Plusieurs incidents récents ont alimenté les craintes de perturbation de l'offre. Selon Al Jazeera, les taux d'assurance maritime sont en forte hausse alors que les détroits stratégiques d'Hormuz et de Bab al-Mandeb seraient affectés, voire fermés. Une attaque de drone a également touché un poste-frontière entre le Koweït et l'Irak, tandis que les Houthis ont visé un pétrolier saoudien, selon BBC World. Ces événements se déroulent alors que les États-Unis lancent davantage de frappes contre l'Iran, et que Donald Trump a menacé les Houthis et l'Iran d'une «punition militaire majeure», d'après RFI.

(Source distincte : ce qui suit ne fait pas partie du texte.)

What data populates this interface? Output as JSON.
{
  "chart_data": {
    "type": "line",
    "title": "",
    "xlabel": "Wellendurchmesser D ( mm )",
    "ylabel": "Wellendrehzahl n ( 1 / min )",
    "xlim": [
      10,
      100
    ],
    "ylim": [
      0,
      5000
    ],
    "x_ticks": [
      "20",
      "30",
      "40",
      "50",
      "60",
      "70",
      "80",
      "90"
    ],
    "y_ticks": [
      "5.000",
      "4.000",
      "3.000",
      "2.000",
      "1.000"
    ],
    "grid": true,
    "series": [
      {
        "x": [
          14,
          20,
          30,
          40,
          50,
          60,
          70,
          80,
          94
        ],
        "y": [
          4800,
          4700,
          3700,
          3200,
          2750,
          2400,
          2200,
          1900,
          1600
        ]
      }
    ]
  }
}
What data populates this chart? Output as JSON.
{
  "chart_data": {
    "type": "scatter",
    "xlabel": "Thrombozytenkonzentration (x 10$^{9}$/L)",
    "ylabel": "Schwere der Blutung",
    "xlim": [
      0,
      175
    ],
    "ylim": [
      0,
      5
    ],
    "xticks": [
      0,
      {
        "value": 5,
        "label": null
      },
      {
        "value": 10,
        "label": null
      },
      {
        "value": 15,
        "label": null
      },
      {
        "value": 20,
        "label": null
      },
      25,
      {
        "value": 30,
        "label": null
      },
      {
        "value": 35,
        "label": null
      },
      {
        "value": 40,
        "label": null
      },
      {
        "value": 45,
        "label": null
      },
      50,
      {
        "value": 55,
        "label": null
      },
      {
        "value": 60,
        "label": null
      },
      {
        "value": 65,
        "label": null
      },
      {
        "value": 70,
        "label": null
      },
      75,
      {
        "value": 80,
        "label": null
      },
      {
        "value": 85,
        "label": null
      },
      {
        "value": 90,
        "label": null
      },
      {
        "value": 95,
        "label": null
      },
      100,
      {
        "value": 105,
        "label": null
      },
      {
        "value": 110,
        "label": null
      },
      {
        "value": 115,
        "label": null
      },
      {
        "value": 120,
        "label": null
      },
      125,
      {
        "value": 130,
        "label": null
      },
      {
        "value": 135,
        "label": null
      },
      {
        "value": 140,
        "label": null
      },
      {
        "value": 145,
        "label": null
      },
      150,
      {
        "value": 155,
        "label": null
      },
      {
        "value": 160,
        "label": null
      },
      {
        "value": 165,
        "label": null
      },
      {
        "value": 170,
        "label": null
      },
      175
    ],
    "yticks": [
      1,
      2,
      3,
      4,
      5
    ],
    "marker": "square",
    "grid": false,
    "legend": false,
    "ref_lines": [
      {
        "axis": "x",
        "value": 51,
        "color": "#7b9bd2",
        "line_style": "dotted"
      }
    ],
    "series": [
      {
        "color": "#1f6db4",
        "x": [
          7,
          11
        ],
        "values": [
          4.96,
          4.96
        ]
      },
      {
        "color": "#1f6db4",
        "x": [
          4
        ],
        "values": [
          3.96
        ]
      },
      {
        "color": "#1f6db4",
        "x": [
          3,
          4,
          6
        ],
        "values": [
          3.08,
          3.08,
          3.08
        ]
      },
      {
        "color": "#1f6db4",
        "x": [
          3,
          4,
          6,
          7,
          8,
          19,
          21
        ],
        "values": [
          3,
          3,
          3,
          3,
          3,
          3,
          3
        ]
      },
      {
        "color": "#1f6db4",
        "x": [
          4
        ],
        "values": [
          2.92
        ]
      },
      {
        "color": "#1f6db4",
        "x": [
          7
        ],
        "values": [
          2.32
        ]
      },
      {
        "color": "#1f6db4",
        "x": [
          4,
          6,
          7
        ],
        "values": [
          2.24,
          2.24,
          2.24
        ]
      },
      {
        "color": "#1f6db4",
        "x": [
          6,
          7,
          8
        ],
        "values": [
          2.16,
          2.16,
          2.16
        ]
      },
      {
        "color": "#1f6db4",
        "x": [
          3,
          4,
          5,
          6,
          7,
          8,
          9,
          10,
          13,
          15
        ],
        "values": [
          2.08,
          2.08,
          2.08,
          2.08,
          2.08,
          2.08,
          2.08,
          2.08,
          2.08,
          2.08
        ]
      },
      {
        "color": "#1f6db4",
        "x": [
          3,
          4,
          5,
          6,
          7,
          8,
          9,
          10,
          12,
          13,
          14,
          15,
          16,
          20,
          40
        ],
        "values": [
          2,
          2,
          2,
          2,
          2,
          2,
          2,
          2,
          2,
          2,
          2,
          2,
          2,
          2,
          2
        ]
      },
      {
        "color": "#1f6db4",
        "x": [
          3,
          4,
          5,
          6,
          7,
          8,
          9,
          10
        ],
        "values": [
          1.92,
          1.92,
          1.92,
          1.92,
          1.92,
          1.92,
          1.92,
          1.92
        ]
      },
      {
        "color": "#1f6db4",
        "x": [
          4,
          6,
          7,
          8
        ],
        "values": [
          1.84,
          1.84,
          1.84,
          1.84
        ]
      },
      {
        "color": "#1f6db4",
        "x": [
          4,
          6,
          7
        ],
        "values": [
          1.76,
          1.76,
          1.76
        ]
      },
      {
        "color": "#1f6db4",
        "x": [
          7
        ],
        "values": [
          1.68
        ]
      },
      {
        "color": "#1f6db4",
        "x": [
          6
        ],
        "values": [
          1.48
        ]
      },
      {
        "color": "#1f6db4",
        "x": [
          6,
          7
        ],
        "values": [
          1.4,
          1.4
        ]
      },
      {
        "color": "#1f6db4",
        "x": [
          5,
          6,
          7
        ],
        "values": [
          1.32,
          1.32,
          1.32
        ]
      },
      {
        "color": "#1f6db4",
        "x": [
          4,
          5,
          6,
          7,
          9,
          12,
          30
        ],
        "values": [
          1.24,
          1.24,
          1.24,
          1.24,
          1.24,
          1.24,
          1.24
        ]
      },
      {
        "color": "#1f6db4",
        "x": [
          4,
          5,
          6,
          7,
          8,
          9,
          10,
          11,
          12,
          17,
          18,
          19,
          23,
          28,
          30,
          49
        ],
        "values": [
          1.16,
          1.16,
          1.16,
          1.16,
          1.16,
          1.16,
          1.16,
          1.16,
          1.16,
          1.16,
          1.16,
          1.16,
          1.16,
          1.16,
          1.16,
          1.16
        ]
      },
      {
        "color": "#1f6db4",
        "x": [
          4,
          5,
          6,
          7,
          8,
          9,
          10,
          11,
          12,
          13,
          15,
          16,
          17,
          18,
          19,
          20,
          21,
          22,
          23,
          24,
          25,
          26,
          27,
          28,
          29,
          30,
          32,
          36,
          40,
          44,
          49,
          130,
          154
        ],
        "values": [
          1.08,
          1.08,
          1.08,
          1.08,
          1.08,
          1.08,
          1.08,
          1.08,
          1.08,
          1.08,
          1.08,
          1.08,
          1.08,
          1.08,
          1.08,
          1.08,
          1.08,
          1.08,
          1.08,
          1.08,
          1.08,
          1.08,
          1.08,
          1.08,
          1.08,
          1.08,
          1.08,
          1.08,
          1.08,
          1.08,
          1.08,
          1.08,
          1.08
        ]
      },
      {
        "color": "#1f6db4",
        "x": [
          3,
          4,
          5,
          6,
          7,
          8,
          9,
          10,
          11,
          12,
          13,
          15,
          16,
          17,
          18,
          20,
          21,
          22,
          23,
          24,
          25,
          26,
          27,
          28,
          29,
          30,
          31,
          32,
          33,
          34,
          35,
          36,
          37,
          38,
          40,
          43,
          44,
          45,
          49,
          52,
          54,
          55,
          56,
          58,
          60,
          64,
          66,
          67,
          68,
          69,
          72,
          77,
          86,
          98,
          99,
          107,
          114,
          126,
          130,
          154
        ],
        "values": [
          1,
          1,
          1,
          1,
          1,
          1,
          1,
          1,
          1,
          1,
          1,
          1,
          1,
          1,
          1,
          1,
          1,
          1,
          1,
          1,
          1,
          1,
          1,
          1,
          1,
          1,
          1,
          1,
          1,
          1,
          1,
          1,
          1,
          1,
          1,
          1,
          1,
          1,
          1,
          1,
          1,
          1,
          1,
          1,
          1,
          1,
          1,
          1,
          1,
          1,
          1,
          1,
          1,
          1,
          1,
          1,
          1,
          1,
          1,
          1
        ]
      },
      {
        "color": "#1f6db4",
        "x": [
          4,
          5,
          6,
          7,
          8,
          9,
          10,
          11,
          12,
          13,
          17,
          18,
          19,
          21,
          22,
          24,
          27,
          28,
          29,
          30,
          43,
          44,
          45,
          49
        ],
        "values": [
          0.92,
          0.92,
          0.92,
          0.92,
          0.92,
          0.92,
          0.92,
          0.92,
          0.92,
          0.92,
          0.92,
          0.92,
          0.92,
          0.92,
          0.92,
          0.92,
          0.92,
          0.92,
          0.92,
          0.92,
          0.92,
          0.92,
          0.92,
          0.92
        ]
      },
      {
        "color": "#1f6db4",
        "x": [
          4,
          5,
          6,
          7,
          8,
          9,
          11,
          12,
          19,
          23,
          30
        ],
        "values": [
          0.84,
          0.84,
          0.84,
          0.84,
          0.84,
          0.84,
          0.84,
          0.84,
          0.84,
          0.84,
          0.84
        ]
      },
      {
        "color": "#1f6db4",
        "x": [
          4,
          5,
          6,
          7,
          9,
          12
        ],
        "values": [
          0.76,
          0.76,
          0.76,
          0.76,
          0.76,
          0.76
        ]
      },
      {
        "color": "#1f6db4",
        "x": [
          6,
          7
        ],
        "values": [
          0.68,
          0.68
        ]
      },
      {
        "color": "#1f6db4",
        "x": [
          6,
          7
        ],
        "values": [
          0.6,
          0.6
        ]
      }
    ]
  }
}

La présidente de la BCE, Christine Lagarde, a d'ailleurs souligné que la poursuite du conflit au Moyen-Orient risque d'entraîner une inflation plus forte que prévu (Le Monde). Cette flambée des prix du brut reflète une vive inquiétude des marchés quant à la sécurité des approvisionnements en pétrole, dans une région cruciale pour la production mondiale. Les prix du pétrole ont même atteint 100 dollars le baril pour la première fois depuis mai, selon BBC World, signalant l'ampleur de la réaction.
Les opérateurs surveillent de près l'évolution de la situation dans le Golfe et toute déclaration concernant les capacités de transit et les actions des principales puissances régionales et internationales. La persistance de ces tensions pourrait maintenir la pression haussière sur les prix de l'énergie et amplifier les défis inflationnistes mondiaux.